Some scientists are applying these methods to develop new ways to diagnose metabolic disorders. Here, a protocol was developed to isolate peripheral blood mononuclear cells, or PBMCs, from patient blood samples in order to assess their glycogen content. By using a glycogen metabolism-specific staining assay, researchers gained insight into the amount of glycogen present in these samples. In future applications, this technique could help diagnose patients with glycogen metabolic diseases.
Other researchers are using these tools to study the effect of environmental stress on metabolism.

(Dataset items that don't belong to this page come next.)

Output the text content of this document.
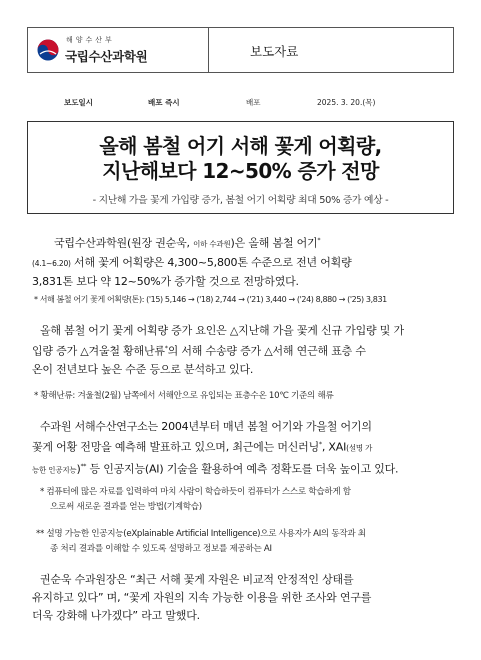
해양수산부
국립수산과학원	보도자료
보도일시	배포 즉시	배포	2025. 3. 20.(목)
올해 봄철 어기 서해 꽃게 어획량,
지난해보다 12~50% 증가 전망
- 지난해 가을 꽃게 가입량 증가, 봄철 어기 어획량 최대 50% 증가 예상 -
국립수산과학원(원장 권순욱, 이하 수과원)은 올해 봄철 어기*
(4.1~6.20) 서해 꽃게 어획량은 4,300~5,800톤 수준으로 전년 어획량
3,831톤 보다 약 12~50%가 증가할 것으로 전망하였다.
* 서해 봄철 어기 꽃게 어획량(톤): ('15) 5,146 → ('18) 2,744 → ('21) 3,440 → ('24) 8,880 → ('25) 3,831
올해 봄철 어기 꽃게 어획량 증가 요인은 △지난해 가을 꽃게 신규 가입량 및 가
입량 증가 △겨울철 황해난류*의 서해 수송량 증가 △서해 연근해 표층 수
온이 전년보다 높은 수준 등으로 분석하고 있다.
* 황해난류: 겨울철(2월) 남쪽에서 서해안으로 유입되는 표층수온 10℃ 기준의 해류
수과원 서해수산연구소는 2004년부터 매년 봄철 어기와 가을철 어기의
꽃게 어황 전망을 예측해 발표하고 있으며, 최근에는 머신러닝*, XAI(설명 가
능한 인공지능)** 등 인공지능(AI) 기술을 활용하여 예측 정확도를 더욱 높이고 있다.
* 컴퓨터에 많은 자료를 입력하여 마치 사람이 학습하듯이 컴퓨터가 스스로 학습하게 함
으로써 새로운 결과를 얻는 방법(기계학습)
** 설명 가능한 인공지능(eXplainable Artificial Intelligence)으로 사용자가 AI의 동작과 최
종 처리 결과를 이해할 수 있도록 설명하고 정보를 제공하는 AI
권순욱 수과원장은 “최근 서해 꽃게 자원은 비교적 안정적인 상태를
유지하고 있다” 며, “꽃게 자원의 지속 가능한 이용을 위한 조사와 연구를
더욱 강화해 나가겠다” 라고 말했다.
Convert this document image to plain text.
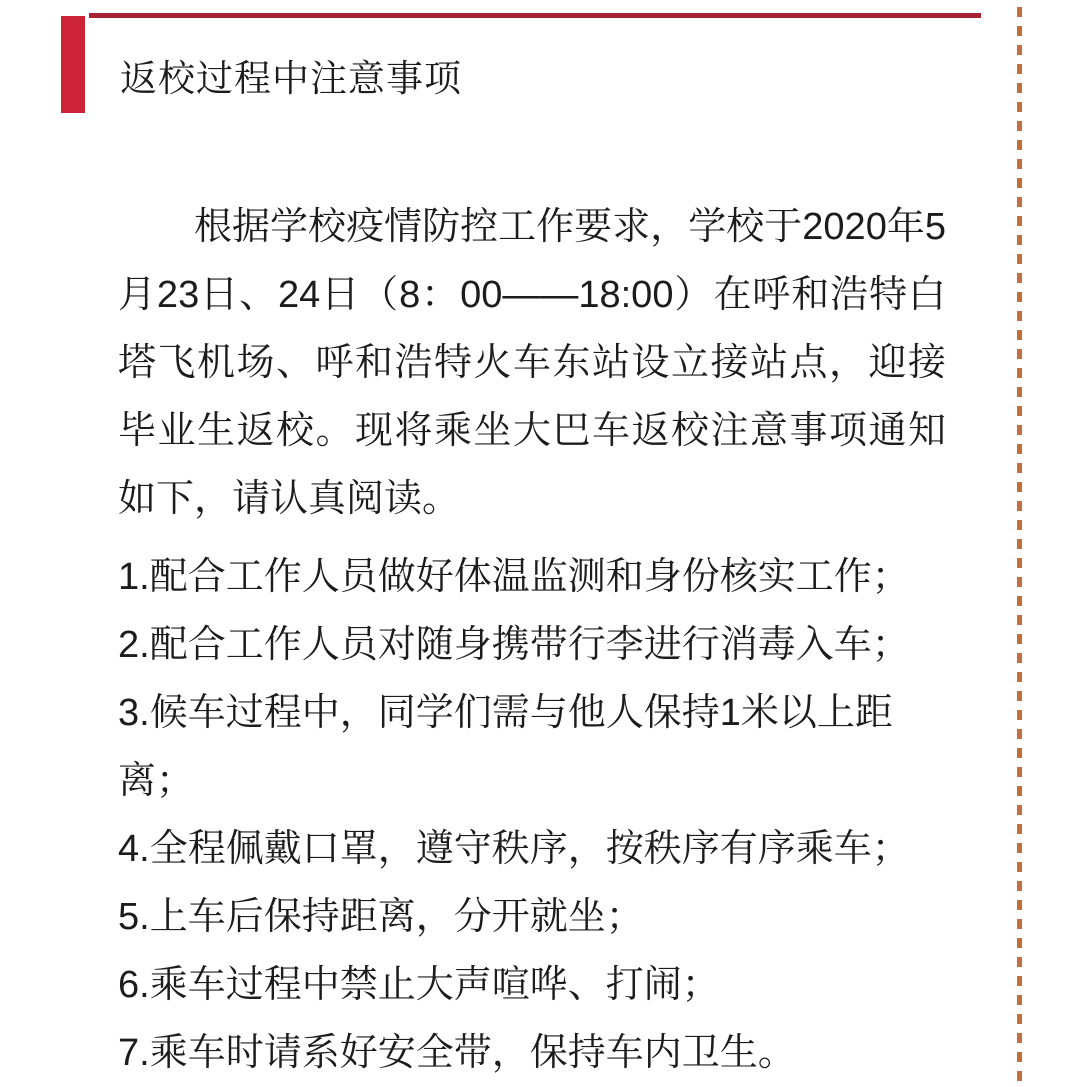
返校过程中注意事项

根据学校疫情防控工作要求，学校于2020年5月23日、24日（8：00——18:00）在呼和浩特白塔飞机场、呼和浩特火车东站设立接站点，迎接毕业生返校。现将乘坐大巴车返校注意事项通知如下，请认真阅读。

1.配合工作人员做好体温监测和身份核实工作；

2.配合工作人员对随身携带行李进行消毒入车；

3.候车过程中，同学们需与他人保持1米以上距离；

4.全程佩戴口罩，遵守秩序，按秩序有序乘车；

5.上车后保持距离，分开就坐；

6.乘车过程中禁止大声喧哗、打闹；

7.乘车时请系好安全带，保持车内卫生。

In this experiment, scientists measured reactive oxygen species in zebrafish embryos treated with a chemical called rotenone, or following damage to their tails. This was done with the help of a probe that fluoresces red when targeted by reactive oxygen species. Subsequent assessment of whole embryos revealed increased production of these molecules in response to injury and chemical exposure, suggesting a protective role of these metabolites.
Finally, cell biologists are also studying the metabolic characteristics of cancer cells. Here, researchers collected the contents of human colon cancer cells, and subjected this extract to metabolic profiling using HPLC and MS. This allowed researchers to identify metabolites present in this diseased tissue.
You’ve just watched JoVE’s introductory video to cellular metabolism. Many complex pathways describe the metabolic activity of cells, and now you know how these pathways were discovered, and how researches are still trying to decipher the unknown components. Remember, metabolism is good, but excess of anything can be harmful. As always, thanks for watching!